Originally posted by Kunzite In the Imaging Resource interview, Mr. Takashi Arai talks about a kind of processing which cannot be reproduced when post processing the RAW files:
Well, he is trying to sell a product and I don't blame him for that.
The actual claim he made is non-sensical (see below) and possibly owed to a translation issue.
We cannot be sure what he really said (unless there is an original transcript).
Originally posted by Kunzite and then an accessory unit does a kind of signal processing which cannot be obtained by just software processing mechanism without degrading the resolving performance of the sensor."
Anything that is computable at all can be achieved through software processing. There is nothing hardware can achieve that software couldn't achieve given access to the same data. If there is an actual claim regarding the inability of software to achieve the same effect outside the camera, it would have be to be argued differently.
Everything about the K-1 II files points to a standard ex post facto processing. This, combined with the fact that modern Sony sensors are essentially black boxes which spit out the final data without offering options to interfere at the low-level A/D conversion level, make any claims regarding a processing that could not be replicated outside the camera extremely unlikely to be true.
If someone were so inclined, I'm rather certain they could replicate the look of a K-1 II image from a K-1 image. The demonstrated attenuation of spatial high frequencies is entirely consistent with regular post capture denoising. The merit of the "accelerator" is not that it does something unique, but that it relieves the user from doing it.
Originally posted by Kunzite By the way, here's a good, detailed explanation why the accelerator isn't optional:
I've read it and I agree with clackers that there is no explanation as to why it wasn't made optional.
It seems there is a hint as to why the processing starts so unusually early (ISO 640).
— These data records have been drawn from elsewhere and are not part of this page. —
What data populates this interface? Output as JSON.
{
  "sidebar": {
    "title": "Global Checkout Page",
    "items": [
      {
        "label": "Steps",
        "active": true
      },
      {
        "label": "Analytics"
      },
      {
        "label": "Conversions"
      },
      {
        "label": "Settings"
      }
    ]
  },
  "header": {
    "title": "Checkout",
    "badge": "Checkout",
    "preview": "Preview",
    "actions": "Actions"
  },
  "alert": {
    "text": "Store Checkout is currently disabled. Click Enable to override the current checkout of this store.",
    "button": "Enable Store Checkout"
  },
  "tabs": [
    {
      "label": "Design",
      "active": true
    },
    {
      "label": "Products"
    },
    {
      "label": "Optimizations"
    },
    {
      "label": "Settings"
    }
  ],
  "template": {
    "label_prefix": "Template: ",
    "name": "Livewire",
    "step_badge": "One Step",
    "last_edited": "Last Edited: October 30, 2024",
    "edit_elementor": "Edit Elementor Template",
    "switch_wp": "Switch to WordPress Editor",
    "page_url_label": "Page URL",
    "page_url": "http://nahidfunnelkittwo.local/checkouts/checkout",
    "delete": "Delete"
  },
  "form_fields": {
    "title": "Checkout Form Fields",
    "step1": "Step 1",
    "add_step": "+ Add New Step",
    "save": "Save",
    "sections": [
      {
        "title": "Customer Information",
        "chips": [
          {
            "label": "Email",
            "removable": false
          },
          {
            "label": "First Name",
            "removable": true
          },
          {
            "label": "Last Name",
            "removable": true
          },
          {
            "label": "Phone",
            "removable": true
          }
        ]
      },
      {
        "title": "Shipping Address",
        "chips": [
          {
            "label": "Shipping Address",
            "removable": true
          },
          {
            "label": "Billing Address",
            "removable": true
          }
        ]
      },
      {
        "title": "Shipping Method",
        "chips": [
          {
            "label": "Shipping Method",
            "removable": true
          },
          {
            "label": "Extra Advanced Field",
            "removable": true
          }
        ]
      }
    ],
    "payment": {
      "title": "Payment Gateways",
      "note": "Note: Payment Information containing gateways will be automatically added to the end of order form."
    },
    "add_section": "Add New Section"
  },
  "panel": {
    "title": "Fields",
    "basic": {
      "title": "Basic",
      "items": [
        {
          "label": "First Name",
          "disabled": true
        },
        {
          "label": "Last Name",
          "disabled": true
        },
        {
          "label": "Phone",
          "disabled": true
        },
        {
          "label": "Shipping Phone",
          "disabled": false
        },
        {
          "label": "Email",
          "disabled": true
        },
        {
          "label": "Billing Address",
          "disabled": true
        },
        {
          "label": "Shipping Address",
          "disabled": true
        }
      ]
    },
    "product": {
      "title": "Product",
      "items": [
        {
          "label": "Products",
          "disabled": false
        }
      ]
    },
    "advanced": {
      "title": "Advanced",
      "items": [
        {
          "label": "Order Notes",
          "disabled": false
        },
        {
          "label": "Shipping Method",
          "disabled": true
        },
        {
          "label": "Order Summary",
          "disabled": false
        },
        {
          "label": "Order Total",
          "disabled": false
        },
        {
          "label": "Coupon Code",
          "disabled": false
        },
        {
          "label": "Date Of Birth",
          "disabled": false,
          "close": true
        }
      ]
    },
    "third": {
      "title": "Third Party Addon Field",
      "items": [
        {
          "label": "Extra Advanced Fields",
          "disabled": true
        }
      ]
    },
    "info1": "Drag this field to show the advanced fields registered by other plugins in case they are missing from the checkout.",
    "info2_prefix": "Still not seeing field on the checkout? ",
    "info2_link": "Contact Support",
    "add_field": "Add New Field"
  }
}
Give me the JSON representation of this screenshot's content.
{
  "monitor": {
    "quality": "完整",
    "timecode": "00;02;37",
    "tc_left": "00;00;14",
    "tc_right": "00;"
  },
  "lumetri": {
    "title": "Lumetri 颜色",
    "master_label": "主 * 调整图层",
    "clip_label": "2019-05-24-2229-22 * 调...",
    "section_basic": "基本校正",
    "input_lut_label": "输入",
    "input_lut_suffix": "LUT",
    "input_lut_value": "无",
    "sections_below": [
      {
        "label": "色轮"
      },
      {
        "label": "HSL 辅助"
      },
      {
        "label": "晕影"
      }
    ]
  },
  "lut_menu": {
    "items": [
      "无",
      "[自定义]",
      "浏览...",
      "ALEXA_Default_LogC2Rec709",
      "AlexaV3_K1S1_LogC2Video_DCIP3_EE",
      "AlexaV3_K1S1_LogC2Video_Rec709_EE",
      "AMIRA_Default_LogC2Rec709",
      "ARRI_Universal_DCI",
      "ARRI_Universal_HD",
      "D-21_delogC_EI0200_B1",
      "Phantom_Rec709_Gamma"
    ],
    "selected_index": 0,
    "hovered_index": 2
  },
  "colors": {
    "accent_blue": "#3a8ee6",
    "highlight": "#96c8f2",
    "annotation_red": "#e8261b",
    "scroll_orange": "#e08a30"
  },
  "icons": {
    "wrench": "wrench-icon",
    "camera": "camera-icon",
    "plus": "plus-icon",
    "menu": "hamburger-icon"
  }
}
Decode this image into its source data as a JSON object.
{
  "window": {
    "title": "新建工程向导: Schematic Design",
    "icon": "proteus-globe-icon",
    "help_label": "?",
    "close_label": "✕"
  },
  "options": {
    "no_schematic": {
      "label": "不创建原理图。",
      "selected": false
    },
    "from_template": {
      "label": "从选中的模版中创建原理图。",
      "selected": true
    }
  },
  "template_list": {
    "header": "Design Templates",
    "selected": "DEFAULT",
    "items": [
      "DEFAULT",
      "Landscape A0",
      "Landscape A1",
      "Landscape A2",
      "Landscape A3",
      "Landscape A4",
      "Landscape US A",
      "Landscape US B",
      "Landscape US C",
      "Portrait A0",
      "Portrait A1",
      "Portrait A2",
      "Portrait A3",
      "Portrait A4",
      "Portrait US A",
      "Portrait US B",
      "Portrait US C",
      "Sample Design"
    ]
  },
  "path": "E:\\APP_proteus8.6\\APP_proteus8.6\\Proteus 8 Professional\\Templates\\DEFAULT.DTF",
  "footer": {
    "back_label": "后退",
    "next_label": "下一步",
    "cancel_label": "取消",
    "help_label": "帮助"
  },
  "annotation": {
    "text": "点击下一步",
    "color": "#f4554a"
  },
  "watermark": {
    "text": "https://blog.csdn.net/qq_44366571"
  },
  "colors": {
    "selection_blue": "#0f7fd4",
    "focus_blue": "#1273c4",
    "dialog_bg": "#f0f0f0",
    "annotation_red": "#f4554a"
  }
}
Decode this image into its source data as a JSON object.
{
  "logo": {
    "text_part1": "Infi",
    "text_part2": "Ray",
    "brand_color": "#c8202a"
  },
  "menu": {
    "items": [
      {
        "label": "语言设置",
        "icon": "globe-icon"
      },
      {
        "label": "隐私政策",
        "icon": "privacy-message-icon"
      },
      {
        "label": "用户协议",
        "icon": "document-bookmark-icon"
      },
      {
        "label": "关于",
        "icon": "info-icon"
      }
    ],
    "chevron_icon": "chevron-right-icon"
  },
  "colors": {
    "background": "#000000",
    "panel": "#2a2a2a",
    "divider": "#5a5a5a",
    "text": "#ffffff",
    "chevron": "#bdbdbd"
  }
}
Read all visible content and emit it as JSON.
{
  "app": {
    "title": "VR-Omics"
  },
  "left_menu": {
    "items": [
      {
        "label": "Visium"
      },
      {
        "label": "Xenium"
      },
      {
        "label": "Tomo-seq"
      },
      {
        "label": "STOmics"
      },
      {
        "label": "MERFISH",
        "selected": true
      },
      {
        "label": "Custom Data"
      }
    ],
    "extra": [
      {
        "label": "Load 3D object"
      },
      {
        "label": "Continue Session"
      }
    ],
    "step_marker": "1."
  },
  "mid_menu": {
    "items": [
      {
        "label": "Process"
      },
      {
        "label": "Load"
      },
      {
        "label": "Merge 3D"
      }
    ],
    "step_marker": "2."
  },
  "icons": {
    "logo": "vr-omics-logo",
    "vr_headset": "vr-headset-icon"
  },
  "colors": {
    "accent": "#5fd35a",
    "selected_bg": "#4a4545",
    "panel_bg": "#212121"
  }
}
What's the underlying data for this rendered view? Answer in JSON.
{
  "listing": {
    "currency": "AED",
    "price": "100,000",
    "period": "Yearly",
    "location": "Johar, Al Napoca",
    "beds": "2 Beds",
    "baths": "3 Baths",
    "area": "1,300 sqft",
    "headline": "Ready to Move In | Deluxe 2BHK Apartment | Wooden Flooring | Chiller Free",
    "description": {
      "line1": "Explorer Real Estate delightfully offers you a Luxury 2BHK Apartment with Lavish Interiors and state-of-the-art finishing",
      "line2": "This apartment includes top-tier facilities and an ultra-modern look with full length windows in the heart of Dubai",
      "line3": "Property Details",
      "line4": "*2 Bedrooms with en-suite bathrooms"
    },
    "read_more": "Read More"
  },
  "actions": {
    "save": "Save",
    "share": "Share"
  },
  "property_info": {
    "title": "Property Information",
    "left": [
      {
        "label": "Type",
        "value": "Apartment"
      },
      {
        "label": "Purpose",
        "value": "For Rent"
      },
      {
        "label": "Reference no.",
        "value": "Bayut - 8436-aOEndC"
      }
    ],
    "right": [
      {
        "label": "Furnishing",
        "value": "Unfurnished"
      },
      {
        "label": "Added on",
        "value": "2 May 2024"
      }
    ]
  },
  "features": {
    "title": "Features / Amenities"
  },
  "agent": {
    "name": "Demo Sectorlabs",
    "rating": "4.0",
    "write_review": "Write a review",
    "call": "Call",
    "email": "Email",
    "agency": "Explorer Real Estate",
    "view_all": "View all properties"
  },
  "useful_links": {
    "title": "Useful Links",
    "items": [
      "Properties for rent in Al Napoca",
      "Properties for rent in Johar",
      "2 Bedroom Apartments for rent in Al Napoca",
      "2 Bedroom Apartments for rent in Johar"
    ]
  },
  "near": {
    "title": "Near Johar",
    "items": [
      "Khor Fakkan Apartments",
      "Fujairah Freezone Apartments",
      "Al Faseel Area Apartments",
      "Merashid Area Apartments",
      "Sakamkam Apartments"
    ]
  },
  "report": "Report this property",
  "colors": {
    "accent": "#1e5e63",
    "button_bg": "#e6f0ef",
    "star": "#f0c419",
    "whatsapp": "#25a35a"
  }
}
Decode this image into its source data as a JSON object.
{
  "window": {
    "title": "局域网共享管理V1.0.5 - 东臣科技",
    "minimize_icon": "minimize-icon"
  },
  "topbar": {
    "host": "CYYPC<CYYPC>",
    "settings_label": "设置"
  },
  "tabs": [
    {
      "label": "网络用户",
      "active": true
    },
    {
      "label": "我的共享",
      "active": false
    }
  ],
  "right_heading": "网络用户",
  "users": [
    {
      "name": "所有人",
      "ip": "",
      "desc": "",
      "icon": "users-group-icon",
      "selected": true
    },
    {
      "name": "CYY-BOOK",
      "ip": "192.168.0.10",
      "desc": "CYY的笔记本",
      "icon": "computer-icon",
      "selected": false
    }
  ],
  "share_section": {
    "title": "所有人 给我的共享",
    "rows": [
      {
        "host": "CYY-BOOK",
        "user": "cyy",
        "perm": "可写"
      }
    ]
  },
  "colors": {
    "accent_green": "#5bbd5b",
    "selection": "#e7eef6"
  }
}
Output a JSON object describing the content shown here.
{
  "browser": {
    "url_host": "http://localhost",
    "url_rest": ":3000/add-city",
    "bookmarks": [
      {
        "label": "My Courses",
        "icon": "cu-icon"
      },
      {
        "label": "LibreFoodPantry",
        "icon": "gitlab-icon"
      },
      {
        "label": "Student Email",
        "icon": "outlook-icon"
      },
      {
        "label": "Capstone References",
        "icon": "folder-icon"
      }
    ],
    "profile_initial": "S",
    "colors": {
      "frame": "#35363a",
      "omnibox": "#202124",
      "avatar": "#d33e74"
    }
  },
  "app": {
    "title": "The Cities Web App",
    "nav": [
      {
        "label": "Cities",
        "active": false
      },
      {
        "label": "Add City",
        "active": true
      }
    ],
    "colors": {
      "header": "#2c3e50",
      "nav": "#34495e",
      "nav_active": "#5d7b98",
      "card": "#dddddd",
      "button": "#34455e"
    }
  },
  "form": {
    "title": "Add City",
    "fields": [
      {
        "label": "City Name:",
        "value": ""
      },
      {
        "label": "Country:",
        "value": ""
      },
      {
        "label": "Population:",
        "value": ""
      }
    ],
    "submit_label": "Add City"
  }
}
If they had let the denoising kick in at ISO 3200, say, it would have been very obvious that something odd is going on as the look of the images would dramatically change from one ISO setting to the other. By gradually introducing more and more processing, starting very early, the processing becomes rather inconspicuous. It fooled DPReview the first time around (-> KP).
I speculate that reasons that there hasn't been a firmware update that makes the processing optional could include Japanese pride that shies away from implicitly admitting mistakes, and the fact that treating the processing as non-optional gives credence to the idea that the K-1 II's low noise levels are not just the result of an image processing algorithm (running on specialised hardware, the so-called "accelerator").